O batom parece um item básico hoje, quase automático na rotina. Mas ele só virou isso depois de passar por várias fases e algumas bem contraditórias. Já foi símbolo de poder, já foi mal visto, já foi associado a comportamento “inadequado” e, em outros momentos, virou ferramenta política. Ainda assim, nunca desapareceu.
Os primeiros registros de pintura labial são de cerca de 5000 a.C., na Suméria. Desde o início, não era só estética. Era uma forma de construção de imagem e de diferenciação. No Egito Antigo, por exemplo, homens e mulheres usavam pigmento nos lábios como marcador de status. Já na Grécia Antiga, o significado muda completamente e o uso passa a ser associado a grupos específicos, com regras sociais bem definidas.

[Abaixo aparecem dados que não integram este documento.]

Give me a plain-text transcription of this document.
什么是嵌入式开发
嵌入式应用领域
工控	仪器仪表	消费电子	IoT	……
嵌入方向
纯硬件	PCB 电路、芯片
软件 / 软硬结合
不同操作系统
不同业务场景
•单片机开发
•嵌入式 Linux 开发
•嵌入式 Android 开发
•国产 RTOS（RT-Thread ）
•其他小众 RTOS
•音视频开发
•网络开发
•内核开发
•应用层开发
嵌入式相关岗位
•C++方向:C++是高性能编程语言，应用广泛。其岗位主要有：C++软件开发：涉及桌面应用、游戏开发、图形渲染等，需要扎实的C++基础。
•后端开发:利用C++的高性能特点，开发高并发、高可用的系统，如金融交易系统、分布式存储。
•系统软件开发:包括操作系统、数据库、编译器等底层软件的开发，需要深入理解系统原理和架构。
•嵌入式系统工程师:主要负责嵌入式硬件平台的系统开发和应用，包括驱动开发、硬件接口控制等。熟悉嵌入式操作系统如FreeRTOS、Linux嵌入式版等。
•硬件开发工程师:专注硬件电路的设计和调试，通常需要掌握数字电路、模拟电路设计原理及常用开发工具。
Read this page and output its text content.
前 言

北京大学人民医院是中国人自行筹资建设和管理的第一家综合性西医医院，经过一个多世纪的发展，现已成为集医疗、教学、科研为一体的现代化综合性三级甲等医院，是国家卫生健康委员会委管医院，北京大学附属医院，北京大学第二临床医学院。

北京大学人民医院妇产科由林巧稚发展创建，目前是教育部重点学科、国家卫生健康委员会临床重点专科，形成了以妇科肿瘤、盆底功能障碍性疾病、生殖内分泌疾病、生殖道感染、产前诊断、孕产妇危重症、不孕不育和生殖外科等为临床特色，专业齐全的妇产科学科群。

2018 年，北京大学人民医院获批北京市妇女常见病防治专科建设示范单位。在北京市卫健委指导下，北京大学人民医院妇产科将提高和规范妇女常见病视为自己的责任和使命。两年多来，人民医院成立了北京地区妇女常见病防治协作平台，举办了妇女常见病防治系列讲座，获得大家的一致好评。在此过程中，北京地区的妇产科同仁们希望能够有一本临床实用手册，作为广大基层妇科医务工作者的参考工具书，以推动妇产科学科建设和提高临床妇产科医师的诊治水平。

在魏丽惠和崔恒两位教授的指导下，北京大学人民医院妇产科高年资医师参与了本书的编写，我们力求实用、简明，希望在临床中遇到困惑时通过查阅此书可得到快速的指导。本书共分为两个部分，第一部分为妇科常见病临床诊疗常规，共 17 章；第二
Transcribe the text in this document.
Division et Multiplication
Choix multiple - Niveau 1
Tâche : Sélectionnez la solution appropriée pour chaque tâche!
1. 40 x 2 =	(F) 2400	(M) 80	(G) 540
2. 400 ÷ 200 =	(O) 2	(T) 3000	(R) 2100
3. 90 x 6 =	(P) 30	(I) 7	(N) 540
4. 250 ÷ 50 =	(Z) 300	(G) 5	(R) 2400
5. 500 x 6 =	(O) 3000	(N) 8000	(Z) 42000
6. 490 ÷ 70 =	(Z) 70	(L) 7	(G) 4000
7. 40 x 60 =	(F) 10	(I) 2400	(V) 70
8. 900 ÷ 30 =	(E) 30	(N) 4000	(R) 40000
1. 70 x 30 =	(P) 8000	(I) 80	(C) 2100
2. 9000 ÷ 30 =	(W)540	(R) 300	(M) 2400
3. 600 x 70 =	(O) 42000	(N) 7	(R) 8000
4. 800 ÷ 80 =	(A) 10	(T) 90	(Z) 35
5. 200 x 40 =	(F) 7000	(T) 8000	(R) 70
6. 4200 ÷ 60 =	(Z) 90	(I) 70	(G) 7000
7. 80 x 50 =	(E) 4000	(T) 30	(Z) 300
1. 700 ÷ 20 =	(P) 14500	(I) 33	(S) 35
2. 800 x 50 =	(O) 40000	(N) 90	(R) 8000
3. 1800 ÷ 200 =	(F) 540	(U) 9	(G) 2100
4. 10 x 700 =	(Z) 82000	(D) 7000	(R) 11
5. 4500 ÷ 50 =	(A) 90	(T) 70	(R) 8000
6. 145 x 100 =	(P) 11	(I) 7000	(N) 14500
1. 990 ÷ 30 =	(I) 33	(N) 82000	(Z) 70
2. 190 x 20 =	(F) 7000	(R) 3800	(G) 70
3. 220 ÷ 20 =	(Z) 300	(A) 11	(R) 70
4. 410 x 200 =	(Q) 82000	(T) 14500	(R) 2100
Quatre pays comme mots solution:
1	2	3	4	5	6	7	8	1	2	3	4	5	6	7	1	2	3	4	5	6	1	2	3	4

Durante a Idade Média, o cenário fica mais restritivo. A maquiagem começa a ser vista como algo ligado à vaidade excessiva ou até à manipulação, o que faz com que o batom seja rejeitado em vários contextos. Esse tipo de leitura não desaparece de uma vez, mas vai perdendo força conforme o consumo começa a se expandir.
A virada mais importante acontece quando o batom entra na lógica de produto acessível. No final do século XIX, ele passa a ser vendido comercialmente pela Guerlain e deixa de depender de produção caseira, que muitas vezes envolvia ingredientes pouco seguros. Em 1915, a criação do tubo giratório muda completamente o uso: o batom vira algo portátil, fácil de aplicar e de reaplicar e é aqui que ele entra de vez no dia a dia de muitas mulheres.
A partir desse momento, ele começa a acompanhar comportamento de forma mais direta. Nos anos 1910, aparece como símbolo do movimento sufragista, décadas depois, durante a Segunda Guerra, continua sendo usado mesmo em um cenário de restrição, porque ajudava a manter uma sensação de normalidade no dia a dia, ou seja, ele se adapta em momentos difíceis. E isso ajuda a entender um padrão que aparece sempre que a economia aperta.
O protagonismo do batom vermelho não aconteceu por acaso. Ele se consolidou ao longo do tempo por uma combinação de fatores que se reforçam. A cor naturalmente chama atenção e se destaca no rosto com facilidade. Existe também um histórico cultural, já que por muito tempo essa cor esteve associada a poder, visibilidade e posição social. E, mais pra frente, a indústria do cinema ajudou a fixar essa preferência. Em filmes em preto e branco, tons mais intensos funcionavam melhor na tela, e o vermelho acabou se tornando a referência estética mais marcante.

Em períodos de crise, o consumo não desaparece, mas muda de formato, em vez de cortar tudo, as pessoas começam a fazer trocas mais específicas. Elas adiam decisões maiores — como viagens, eletrônicos ou mudanças de padrão de vida — e passam a priorizar pequenas compras que ainda entregam sensação de controle, cuidado ou recompensa.
É nesse contexto que surge o chamado lipstick effect.
O termo ganhou força nos anos 2000, quando o mercado de beleza percebeu que, mesmo em cenários de retração, as vendas de cosméticos não acompanhavam a queda de outras categorias e, em alguns casos, até cresciam. Mas o comportamento já tinha sido observado antes, especialmente após a crise de 1929.
O ponto mais relevante aqui não é o batom em si, nem a ideia de um “indicador econômico”, mas a lógica por trás disso. Em momentos de incerteza, o consumo não para, ele se reorganiza. No caso do batom, ele se encaixa bem por motivos práticos: tem um custo relativamente baixo, não exige muito esforço de decisão e entrega uma mudança perceptível na hora. É uma compra simples, com resultado claro, em um cenário onde outras decisões parecem mais difíceis de tomar.

E isso não acontece só com maquiagem. Em diferentes momentos, esse papel já foi ocupado por outros produtos acessíveis, como skincare, fragrâncias ou até pequenos hábitos de consumo no dia a dia. O produto muda, mas o padrão se repete: quando o cenário aperta, o consumo se ajusta.
Ao mesmo tempo, o próprio batom segue acompanhando mudanças culturais. Já foi mais marcado, mais discreto, mais neutro, mais exagerado. Nos últimos anos, perdeu espaço para uma estética mais natural, focada em skincare e aparência “limpa”. Agora, começa a voltar com mais presença de cor, acompanhando um movimento que valoriza mais expressão do que perfeição.
No fim, o batom continua relevante porque consegue funcionar em várias camadas ao mesmo tempo. Ele responde à tendência, ao contexto econômico e também a uma necessidade prática de quem usa. Hoje, pode até parecer só mais um item da rotina, mas ele carrega camadas que vão além da estética. O que muda é o contexto, não a presença.
É por isso que ele nunca sai de cena. Ele não depende de um único significado para continuar existindo, ele só se ajusta ao momento.